This Shabbat is Shabbat Shuvah – the Sabbath of Repentance within the Ten Days of Repentance linking Rosh Hashanah to Yom Kippur. It derives its name from the first word of the Haphtarah for this week:
שׁוּבָה, יִשְׂרָאֵל עַד יְהוָה אֱלֹהֶיךָ:
“Shuvah Yisrael – Return (Repent), O Israel, for you have stumbled in your iniquity!”
Teshuvah (Returning/Repenting) is not easy. But not only is it possible, it is imperative, lest we forfeit what makes us human – our ability to change. Teshuvah is a process that has prescribed steps. Here is a list of steps, based largely on the writings of Maimonides:
- Awareness – I bring to mind something which I did or said that I realize should not have been done or said.
- Regret – I feel remorse for having done what I did.
- Confession – I put into words what I have done, thus giving the thought reality. There are prayers of confession every day – I don’t have to wait until Yom Kippur.
- Admission – I come to you, admit and accept responsibility for what I have done.
- Restitution – When possible, I make up for the damage that I have done.
- Ask forgiveness – I ask you to forgive me. If you refuse to forgive me, I need to come back to you two more times and ask. If after the third request you still refuse to forgive me, then I have done all I can and now you are guilty of the sin of cruelty. And remember, you can forgive without forgetting, and forgiving does not necessarily mean restoring trust.
- Change my behavior – I do not repeat what I did before. Maimonides gives a graphic example of which I will give a PG version: I am in the same room with the same person, have the same ability, feel the same desire, yet do not act as I had before (Mishneh Torah, “Laws of Teshuvah,” 2:1).
- Pray for God’s forgiveness -The last step in the process of my repentance is to come to synagogue on Yom Kippur and ask for God’s forgiveness for what I have done. I know that I cannot ask God’s forgiveness on the Day of Atonement until I have done right by those against whom I have sinned (Mishnah Yoma 8:9), yet having done all of the above, I still need to ask God for forgiveness. That is because a sin against any other of God’s “human images” is seen as a sin against God, a “spark” of Whom is in every person.

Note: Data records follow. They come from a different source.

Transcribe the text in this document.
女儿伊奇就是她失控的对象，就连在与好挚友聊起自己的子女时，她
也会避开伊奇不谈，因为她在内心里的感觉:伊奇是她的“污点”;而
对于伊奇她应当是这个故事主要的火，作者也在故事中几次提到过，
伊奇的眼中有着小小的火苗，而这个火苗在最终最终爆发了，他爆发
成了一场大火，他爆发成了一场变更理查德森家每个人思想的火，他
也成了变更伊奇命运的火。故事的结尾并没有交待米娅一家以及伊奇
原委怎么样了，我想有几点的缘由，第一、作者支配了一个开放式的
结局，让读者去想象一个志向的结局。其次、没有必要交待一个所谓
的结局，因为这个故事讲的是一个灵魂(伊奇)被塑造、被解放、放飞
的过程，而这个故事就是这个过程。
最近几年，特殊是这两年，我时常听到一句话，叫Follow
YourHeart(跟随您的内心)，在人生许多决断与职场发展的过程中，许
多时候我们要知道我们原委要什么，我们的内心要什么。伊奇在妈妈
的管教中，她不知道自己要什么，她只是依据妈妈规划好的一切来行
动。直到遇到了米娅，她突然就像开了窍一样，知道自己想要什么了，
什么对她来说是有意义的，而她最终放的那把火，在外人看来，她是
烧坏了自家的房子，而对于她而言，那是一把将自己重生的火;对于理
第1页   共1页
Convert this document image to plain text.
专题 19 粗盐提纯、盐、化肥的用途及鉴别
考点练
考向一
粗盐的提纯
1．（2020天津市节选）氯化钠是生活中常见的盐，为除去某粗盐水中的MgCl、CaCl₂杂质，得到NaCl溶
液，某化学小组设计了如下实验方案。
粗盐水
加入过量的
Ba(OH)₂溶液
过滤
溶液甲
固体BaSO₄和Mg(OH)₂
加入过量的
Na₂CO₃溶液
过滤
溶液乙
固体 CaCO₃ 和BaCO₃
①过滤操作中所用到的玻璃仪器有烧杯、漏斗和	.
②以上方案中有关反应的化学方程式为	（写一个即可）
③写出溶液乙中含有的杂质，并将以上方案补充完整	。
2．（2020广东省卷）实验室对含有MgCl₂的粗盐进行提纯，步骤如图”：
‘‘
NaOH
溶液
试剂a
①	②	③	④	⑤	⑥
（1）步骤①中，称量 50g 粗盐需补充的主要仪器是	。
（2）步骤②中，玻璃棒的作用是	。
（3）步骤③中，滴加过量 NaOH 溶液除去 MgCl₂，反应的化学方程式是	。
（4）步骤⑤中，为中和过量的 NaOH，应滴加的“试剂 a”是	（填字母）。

- Forgive myself – Maimonides does not mention this additional step, but it is as important as it is difficult. Having gone through the process of sincere repentance and reparation, I reflect back with gentle understanding at the person I was when I committed the act and I forgive that person, knowing that I am not a person who would do that anymore. I am defined, not by what I have done wrong, but by my efforts to improve and act in ways better than the person I used to be.
In one of the earliest Midrashic collections, Genesis Rabba, the Rabbis enumerated six creations that God created or envisioned before creating the world (Beresheet 1:4). This was based on a play on the first word which the Rabbis read as bara shayt which, in Aramaic, means “created six.” After listing six things, including the Torah which God would use like an architect’s drawing to create the world, Rabbi Ahava ben Zeira added a seventh: Teshuvah. In listing Repentance as being conceived even prior to creation, Rabbi Ahava (which means “love”) was saying that God knew that we humans were sometimes going to fall into sinning and would need a way to get back up. It is like God creating the safety net prior to creating trapezes, knowing that the humans who swung on those trapezes would sometimes fall. God built repentance into the fabric of creation so that human beings – who, not being born as sinners, still had the potential to sin -would always have a way to recover from their mistakes and become better.
On Yom Kippur we will gather before the Loving One in search Divine forgiveness. Having done our part in the process of teshuvah, we will know that all we will have to do is ask, as it is written, “I have forgiven as you have requested” (Numbers 14:20).
G’mar chatimah tovah – May you and your loved ones be inscribed for a New Year of health, happiness, growth, peace and love.